When Pickles was young he'd always wanted to wear it, always stole the cheapest brightest reds from the drugstore. He'd had a collection, a collection of reds he'd never worn, because his lips were too thin, because he had facial hair, because it wasn't his color, because he was a man. But Charles, Charles let him do anything he wanted. So Pickles drew on a rounded cupid's bow, ignoring the sharp points of Charles's to try and make him look like Bettie Page or one of the pretty girls he'd seen in the magazines in the attic when he was a kid. But then he screws it up, and one is too big, and he goes Marilyn Monroe to fix it.
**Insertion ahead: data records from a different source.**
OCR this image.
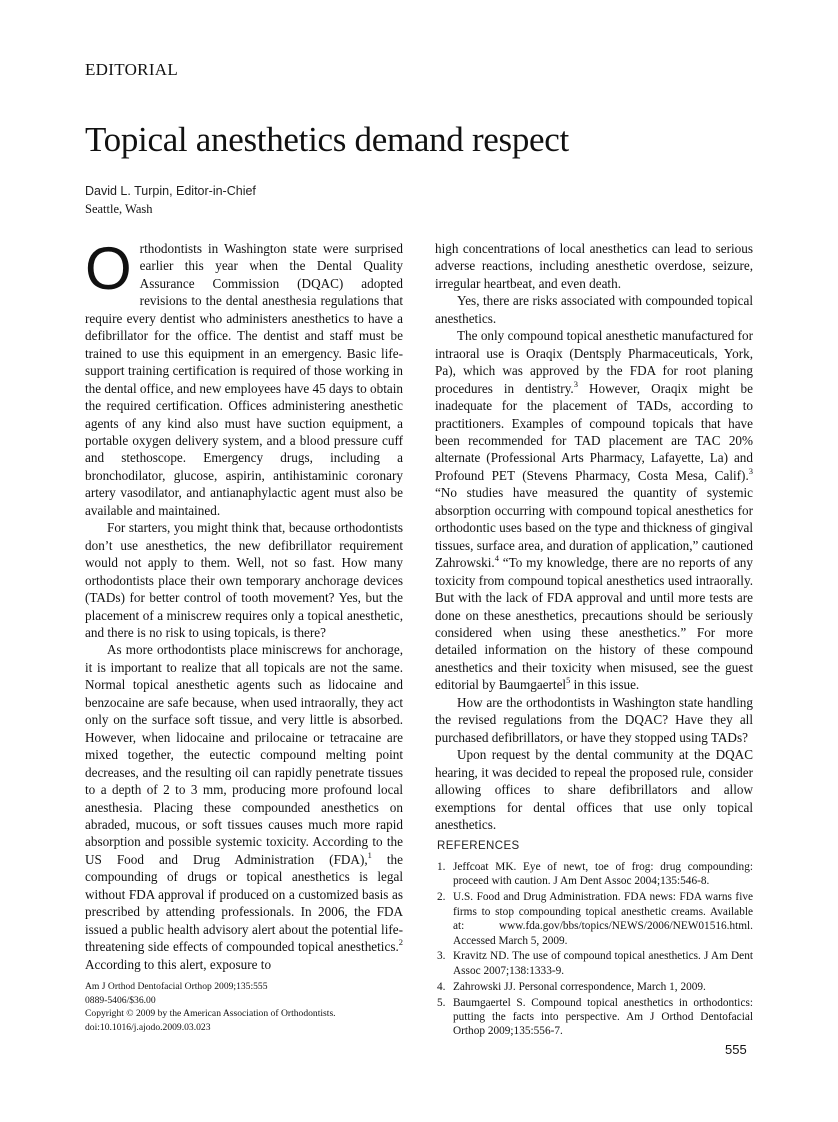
EDITORIAL
Topical anesthetics demand respect
David L. Turpin, Editor-in-Chief
Seattle, Wash

Orthodontists in Washington state were surprised earlier this year when the Dental Quality Assurance Commission (DQAC) adopted revisions to the dental anesthesia regulations that require every dentist who administers anesthetics to have a defibrillator for the office. The dentist and staff must be trained to use this equipment in an emergency. Basic life-support training certification is required of those working in the dental office, and new employees have 45 days to obtain the required certification. Offices administering anesthetic agents of any kind also must have suction equipment, a portable oxygen delivery system, and a blood pressure cuff and stethoscope. Emergency drugs, including a bronchodilator, glucose, aspirin, antihistaminic coronary artery vasodilator, and antianaphylactic agent must also be available and maintained.

For starters, you might think that, because orthodontists don’t use anesthetics, the new defibrillator requirement would not apply to them. Well, not so fast. How many orthodontists place their own temporary anchorage devices (TADs) for better control of tooth movement? Yes, but the placement of a miniscrew requires only a topical anesthetic, and there is no risk to using topicals, is there?

As more orthodontists place miniscrews for anchorage, it is important to realize that all topicals are not the same. Normal topical anesthetic agents such as lidocaine and benzocaine are safe because, when used intraorally, they act only on the surface soft tissue, and very little is absorbed. However, when lidocaine and prilocaine or tetracaine are mixed together, the eutectic compound melting point decreases, and the resulting oil can rapidly penetrate tissues to a depth of 2 to 3 mm, producing more profound local anesthesia. Placing these compounded anesthetics on abraded, mucous, or soft tissues causes much more rapid absorption and possible systemic toxicity. According to the US Food and Drug Administration (FDA),$^1$ the compounding of drugs or topical anesthetics is legal without FDA approval if produced on a customized basis as prescribed by attending professionals. In 2006, the FDA issued a public health advisory alert about the potential life-threatening side effects of compounded topical anesthetics.$^2$ According to this alert, exposure to

high concentrations of local anesthetics can lead to serious adverse reactions, including anesthetic overdose, seizure, irregular heartbeat, and even death.

Yes, there are risks associated with compounded topical anesthetics.

The only compound topical anesthetic manufactured for intraoral use is Oraqix (Dentsply Pharmaceuticals, York, Pa), which was approved by the FDA for root planing procedures in dentistry.$^3$ However, Oraqix might be inadequate for the placement of TADs, according to practitioners. Examples of compound topicals that have been recommended for TAD placement are TAC 20% alternate (Professional Arts Pharmacy, Lafayette, La) and Profound PET (Stevens Pharmacy, Costa Mesa, Calif).$^3$ “No studies have measured the quantity of systemic absorption occurring with compound topical anesthetics for orthodontic uses based on the type and thickness of gingival tissues, surface area, and duration of application,” cautioned Zahrowski.$^4$ “To my knowledge, there are no reports of any toxicity from compound topical anesthetics used intraorally. But with the lack of FDA approval and until more tests are done on these anesthetics, precautions should be seriously considered when using these anesthetics.” For more detailed information on the history of these compound anesthetics and their toxicity when misused, see the guest editorial by Baumgaertel$^5$ in this issue.

How are the orthodontists in Washington state handling the revised regulations from the DQAC? Have they all purchased defibrillators, or have they stopped using TADs?

Upon request by the dental community at the DQAC hearing, it was decided to repeal the proposed rule, consider allowing offices to share defibrillators and allow exemptions for dental offices that use only topical anesthetics.

REFERENCES
1. Jeffcoat MK. Eye of newt, toe of frog: drug compounding: proceed with caution. J Am Dent Assoc 2004;135:546-8.
2. U.S. Food and Drug Administration. FDA news: FDA warns five firms to stop compounding topical anesthetic creams. Available at: www.fda.gov/bbs/topics/NEWS/2006/NEW01516.html. Accessed March 5, 2009.
3. Kravitz ND. The use of compound topical anesthetics. J Am Dent Assoc 2007;138:1333-9.
4. Zahrowski JJ. Personal correspondence, March 1, 2009.
5. Baumgaertel S. Compound topical anesthetics in orthodontics: putting the facts into perspective. Am J Orthod Dentofacial Orthop 2009;135:556-7.
Am J Orthod Dentofacial Orthop 2009;135:555
0889-5406/$36.00
Copyright © 2009 by the American Association of Orthodontists.
doi:10.1016/j.ajodo.2009.03.023
555
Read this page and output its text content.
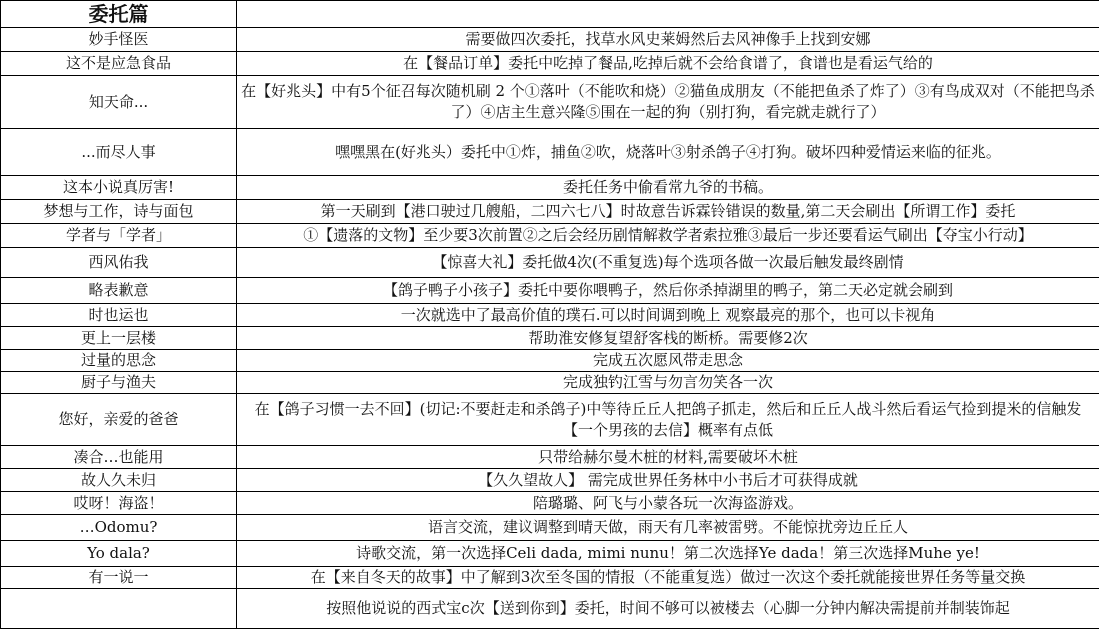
委托篇	
妙手怪医	需要做四次委托，找草水风史莱姆然后去风神像手上找到安娜
这不是应急食品	在【餐品订单】委托中吃掉了餐品,吃掉后就不会给食谱了，食谱也是看运气给的
知天命...	在【好兆头】中有5个征召每次随机刷 2 个①落叶（不能吹和烧）②猫鱼成朋友（不能把鱼杀了炸了）③有鸟成双对（不能把鸟杀了）④店主生意兴隆⑤围在一起的狗（别打狗，看完就走就行了）
...而尽人事	嘿嘿黑在(好兆头）委托中①炸，捕鱼②吹，烧落叶③射杀鸽子④打狗。破坏四种爱情运来临的征兆。
这本小说真厉害!	委托任务中偷看常九爷的书稿。
梦想与工作，诗与面包	第一天刷到【港口驶过几艘船，二四六七八】时故意告诉霖铃错误的数量,第二天会刷出【所谓工作】委托
学者与「学者」	①【遗落的文物】至少要3次前置②之后会经历剧情解救学者索拉雅③最后一步还要看运气刷出【夺宝小行动】
西风佑我	【惊喜大礼】委托做4次(不重复选)每个选项各做一次最后触发最终剧情
略表歉意	【鸽子鸭子小孩子】委托中要你喂鸭子，然后你杀掉湖里的鸭子，第二天必定就会刷到
时也运也	一次就选中了最高价值的璞石.可以时间调到晚上 观察最亮的那个，也可以卡视角
更上一层楼	帮助淮安修复望舒客栈的断桥。需要修2次
过量的思念	完成五次愿风带走思念
厨子与渔夫	完成独钓江雪与勿言勿笑各一次
您好，亲爱的爸爸	在【鸽子习惯一去不回】(切记:不要赶走和杀鸽子)中等待丘丘人把鸽子抓走，然后和丘丘人战斗然后看运气捡到提米的信触发【一个男孩的去信】概率有点低
凑合…也能用	只带给赫尔曼木桩的材料,需要破坏木桩
故人久未归	【久久望故人】 需完成世界任务林中小书后才可获得成就
哎呀！海盗！	陪璐璐、阿飞与小蒙各玩一次海盗游戏。
…Odomu?	语言交流，建议调整到晴天做，雨天有几率被雷劈。不能惊扰旁边丘丘人
Yo dala?	诗歌交流，第一次选择Celi dada, mimi nunu！第二次选择Ye dada！第三次选择Muhe ye!
有一说一	在【来自冬天的故事】中了解到3次至冬国的情报（不能重复选）做过一次这个委托就能接世界任务等量交换
	按照他说说的西式宝c次【送到你到】委托，时间不够可以被楼去（心脚一分钟内解决需提前并制装饰起
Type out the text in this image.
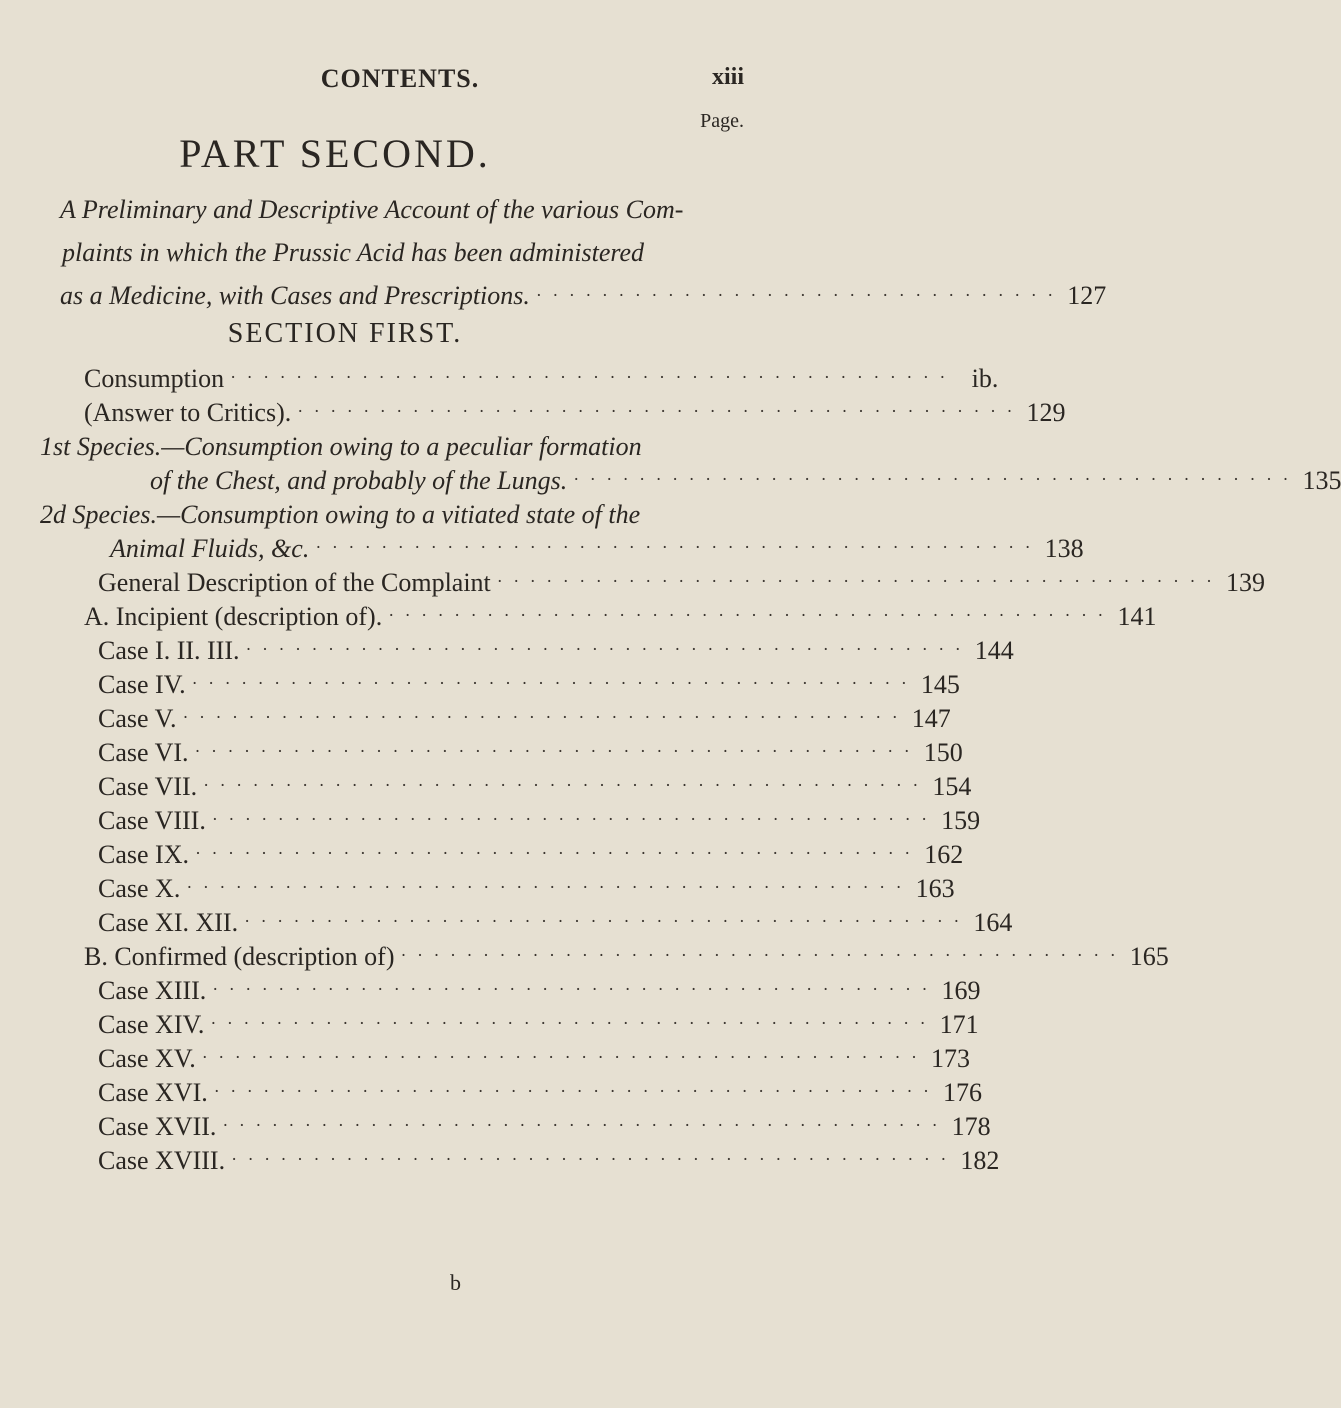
CONTENTS.	xiii
Page.
PART SECOND.
A Preliminary and Descriptive Account of the various Com-
plaints in which the Prussic Acid has been administered
as a Medicine, with Cases and Prescriptions. · · · · · · · · · · · · · · · · · · · · · · · · · · · · · · · · 127
SECTION FIRST.
Consumption · · · · · · · · · · · · · · · · · · · · · · · · · · · · · · · · · · · · · · · · · · · · ib.
(Answer to Critics). · · · · · · · · · · · · · · · · · · · · · · · · · · · · · · · · · · · · · · · · · · · · 129
1st Species.—Consumption owing to a peculiar formation
of the Chest, and probably of the Lungs. · · · · · · · · · · · · · · · · · · · · · · · · · · · · · · · · · · · · · · · · · · · · 135
2d Species.—Consumption owing to a vitiated state of the
Animal Fluids, &c. · · · · · · · · · · · · · · · · · · · · · · · · · · · · · · · · · · · · · · · · · · · · 138
General Description of the Complaint · · · · · · · · · · · · · · · · · · · · · · · · · · · · · · · · · · · · · · · · · · · · 139
A. Incipient (description of). · · · · · · · · · · · · · · · · · · · · · · · · · · · · · · · · · · · · · · · · · · · · 141
Case I. II. III. · · · · · · · · · · · · · · · · · · · · · · · · · · · · · · · · · · · · · · · · · · · · 144
Case IV. · · · · · · · · · · · · · · · · · · · · · · · · · · · · · · · · · · · · · · · · · · · · 145
Case V. · · · · · · · · · · · · · · · · · · · · · · · · · · · · · · · · · · · · · · · · · · · · 147
Case VI. · · · · · · · · · · · · · · · · · · · · · · · · · · · · · · · · · · · · · · · · · · · · 150
Case VII. · · · · · · · · · · · · · · · · · · · · · · · · · · · · · · · · · · · · · · · · · · · · 154
Case VIII. · · · · · · · · · · · · · · · · · · · · · · · · · · · · · · · · · · · · · · · · · · · · 159
Case IX. · · · · · · · · · · · · · · · · · · · · · · · · · · · · · · · · · · · · · · · · · · · · 162
Case X. · · · · · · · · · · · · · · · · · · · · · · · · · · · · · · · · · · · · · · · · · · · · 163
Case XI. XII. · · · · · · · · · · · · · · · · · · · · · · · · · · · · · · · · · · · · · · · · · · · · 164
B. Confirmed (description of) · · · · · · · · · · · · · · · · · · · · · · · · · · · · · · · · · · · · · · · · · · · · 165
Case XIII. · · · · · · · · · · · · · · · · · · · · · · · · · · · · · · · · · · · · · · · · · · · · 169
Case XIV. · · · · · · · · · · · · · · · · · · · · · · · · · · · · · · · · · · · · · · · · · · · · 171
Case XV. · · · · · · · · · · · · · · · · · · · · · · · · · · · · · · · · · · · · · · · · · · · · 173
Case XVI. · · · · · · · · · · · · · · · · · · · · · · · · · · · · · · · · · · · · · · · · · · · · 176
Case XVII. · · · · · · · · · · · · · · · · · · · · · · · · · · · · · · · · · · · · · · · · · · · · 178
Case XVIII. · · · · · · · · · · · · · · · · · · · · · · · · · · · · · · · · · · · · · · · · · · · · 182
b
When he's finished, Pickles steps back. Charles had always hated that part, the part where Pickles scrutinized and smudged. Not more than the eyelash curler, but it was different. It was like he hated it because Pickles hated it and didn't know it, so Charles had to compensate.

Charles shined with something like almost-perfection. It was beautiful, especially the shining glisten the lipstick gave off, like a gloss, really. Pickles wished he could make his lips look beautiful like that, full, and perfect, and wet and shining. But Pickles knew better, because he could do that, if he shaved off his moustache and got fillers and wore such a brilliant red. But then he'd be mocked, and made fun of, and his fans and bandmates would abandon him and he'd be left without Charles and again with a bin of reds he would never, ever wear again.